Furthermore, the country's domestic economy continues to support the growth of consumer tissue consumption, paving the way for further development in this sector. The addition of new tissue capacity will only accelerate these positive trends. While Brazil effectively utilizes its recycled integrated tissue sites, there is still ample room for expansion at its eucalyptus pulp-producing sites.

By capitalizing on these opportunities, Brazil can capture synergies and cost savings, enabling the production of premium exportable tissue products. The existing eucalyptus fiber integrated machines have already demonstrated their ability to optimize critical grades by incorporating BCTMP, resulting in enhanced bulk and cost savings.

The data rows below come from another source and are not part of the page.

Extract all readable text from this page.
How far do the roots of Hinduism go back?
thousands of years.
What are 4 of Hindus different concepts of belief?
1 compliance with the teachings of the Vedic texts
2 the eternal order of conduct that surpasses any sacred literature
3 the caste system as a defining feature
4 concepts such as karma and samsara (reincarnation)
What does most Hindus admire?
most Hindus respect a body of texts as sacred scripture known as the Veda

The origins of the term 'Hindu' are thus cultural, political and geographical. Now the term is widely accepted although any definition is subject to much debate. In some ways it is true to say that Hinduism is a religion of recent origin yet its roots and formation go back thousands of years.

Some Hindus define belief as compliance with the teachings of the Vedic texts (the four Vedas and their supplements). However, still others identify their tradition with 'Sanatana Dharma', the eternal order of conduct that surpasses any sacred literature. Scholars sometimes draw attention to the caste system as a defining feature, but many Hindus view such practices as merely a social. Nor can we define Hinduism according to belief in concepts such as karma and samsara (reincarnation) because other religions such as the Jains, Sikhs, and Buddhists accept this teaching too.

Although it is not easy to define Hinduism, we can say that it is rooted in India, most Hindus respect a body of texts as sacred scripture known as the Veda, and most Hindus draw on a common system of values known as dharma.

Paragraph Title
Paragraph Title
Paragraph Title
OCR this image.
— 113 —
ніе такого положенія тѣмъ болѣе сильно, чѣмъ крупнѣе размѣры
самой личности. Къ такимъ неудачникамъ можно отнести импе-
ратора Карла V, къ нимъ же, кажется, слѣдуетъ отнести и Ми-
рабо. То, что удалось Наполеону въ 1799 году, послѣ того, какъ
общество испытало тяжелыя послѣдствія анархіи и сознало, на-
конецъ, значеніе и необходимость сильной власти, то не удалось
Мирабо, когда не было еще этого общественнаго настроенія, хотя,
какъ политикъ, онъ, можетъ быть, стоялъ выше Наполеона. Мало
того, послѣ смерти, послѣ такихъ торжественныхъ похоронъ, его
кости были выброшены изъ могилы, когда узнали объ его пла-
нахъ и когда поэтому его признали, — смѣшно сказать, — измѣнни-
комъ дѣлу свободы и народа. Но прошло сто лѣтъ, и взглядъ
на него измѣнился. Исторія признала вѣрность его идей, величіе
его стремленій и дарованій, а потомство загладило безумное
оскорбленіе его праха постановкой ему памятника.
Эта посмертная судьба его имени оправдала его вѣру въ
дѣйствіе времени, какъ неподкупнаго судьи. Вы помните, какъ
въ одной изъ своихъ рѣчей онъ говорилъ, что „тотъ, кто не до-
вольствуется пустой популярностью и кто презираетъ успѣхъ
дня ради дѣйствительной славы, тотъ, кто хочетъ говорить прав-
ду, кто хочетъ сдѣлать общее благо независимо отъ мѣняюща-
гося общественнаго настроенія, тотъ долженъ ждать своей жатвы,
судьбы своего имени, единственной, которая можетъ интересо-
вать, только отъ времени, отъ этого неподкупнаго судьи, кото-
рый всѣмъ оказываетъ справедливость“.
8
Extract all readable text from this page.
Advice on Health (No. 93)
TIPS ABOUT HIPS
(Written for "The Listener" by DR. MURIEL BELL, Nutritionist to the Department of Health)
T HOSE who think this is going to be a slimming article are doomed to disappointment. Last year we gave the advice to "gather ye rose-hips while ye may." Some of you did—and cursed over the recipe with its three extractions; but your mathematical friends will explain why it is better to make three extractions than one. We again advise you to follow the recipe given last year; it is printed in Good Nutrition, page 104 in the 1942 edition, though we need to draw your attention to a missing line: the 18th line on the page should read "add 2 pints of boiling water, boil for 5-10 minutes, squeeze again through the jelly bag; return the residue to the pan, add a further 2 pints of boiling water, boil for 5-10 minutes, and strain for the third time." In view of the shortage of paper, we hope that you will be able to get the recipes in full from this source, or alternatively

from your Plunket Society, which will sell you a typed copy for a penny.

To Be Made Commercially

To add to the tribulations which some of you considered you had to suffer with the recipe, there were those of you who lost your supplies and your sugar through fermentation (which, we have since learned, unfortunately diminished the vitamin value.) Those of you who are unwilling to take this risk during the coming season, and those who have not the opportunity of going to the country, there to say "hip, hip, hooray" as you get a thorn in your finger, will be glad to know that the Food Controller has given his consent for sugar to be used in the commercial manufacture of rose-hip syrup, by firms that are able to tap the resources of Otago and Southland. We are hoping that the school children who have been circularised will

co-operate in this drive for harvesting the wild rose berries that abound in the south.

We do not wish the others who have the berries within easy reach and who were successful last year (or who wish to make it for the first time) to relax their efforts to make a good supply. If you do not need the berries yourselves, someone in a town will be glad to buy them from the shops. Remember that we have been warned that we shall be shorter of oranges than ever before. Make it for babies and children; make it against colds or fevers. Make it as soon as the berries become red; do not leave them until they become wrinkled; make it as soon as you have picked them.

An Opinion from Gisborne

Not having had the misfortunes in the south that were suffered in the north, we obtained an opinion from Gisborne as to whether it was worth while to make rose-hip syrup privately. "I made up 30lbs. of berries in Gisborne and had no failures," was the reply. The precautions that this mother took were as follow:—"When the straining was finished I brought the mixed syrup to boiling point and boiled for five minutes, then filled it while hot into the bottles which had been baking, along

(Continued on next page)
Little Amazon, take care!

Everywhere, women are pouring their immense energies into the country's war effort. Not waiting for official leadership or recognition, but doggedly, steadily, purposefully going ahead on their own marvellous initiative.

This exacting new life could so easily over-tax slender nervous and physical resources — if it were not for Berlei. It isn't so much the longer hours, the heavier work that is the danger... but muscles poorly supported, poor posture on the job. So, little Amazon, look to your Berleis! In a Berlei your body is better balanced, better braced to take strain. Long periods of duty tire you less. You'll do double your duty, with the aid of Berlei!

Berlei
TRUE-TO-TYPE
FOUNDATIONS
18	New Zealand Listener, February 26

Additionally, the inclusion of small amounts of softwood pulp ensures strength and bulk in the final products. Notably, there is a significant fiber synergy between Argentina and Uruguay, as they produce southern softwood pulps that further enhance the quality of high eucalyptus tissue furnishes.

To fully understand Brazil's competitive position in the tissue industry, it is crucial to delve into the specifics of tissue producers and individual machines. While this article provides a comprehensive snapshot of Brazil's tissue industry as it stands today, it is important to recognize that the landscape is constantly evolving. Factors such as fiber prices, exchange rates, and environmental regulations are subject to change, which can present both advantages and challenges for industry participants.

Additionally, Brazil's tissue mills are likely to undergo transitions and consolidation, while neighboring countries may also invest in their own tissue-making capacity, ultimately impacting Brazil's imports and exports in this sector. The dynamic nature of the tissue industry highlights the need for ongoing analysis and adaptation to ensure a competitive edge.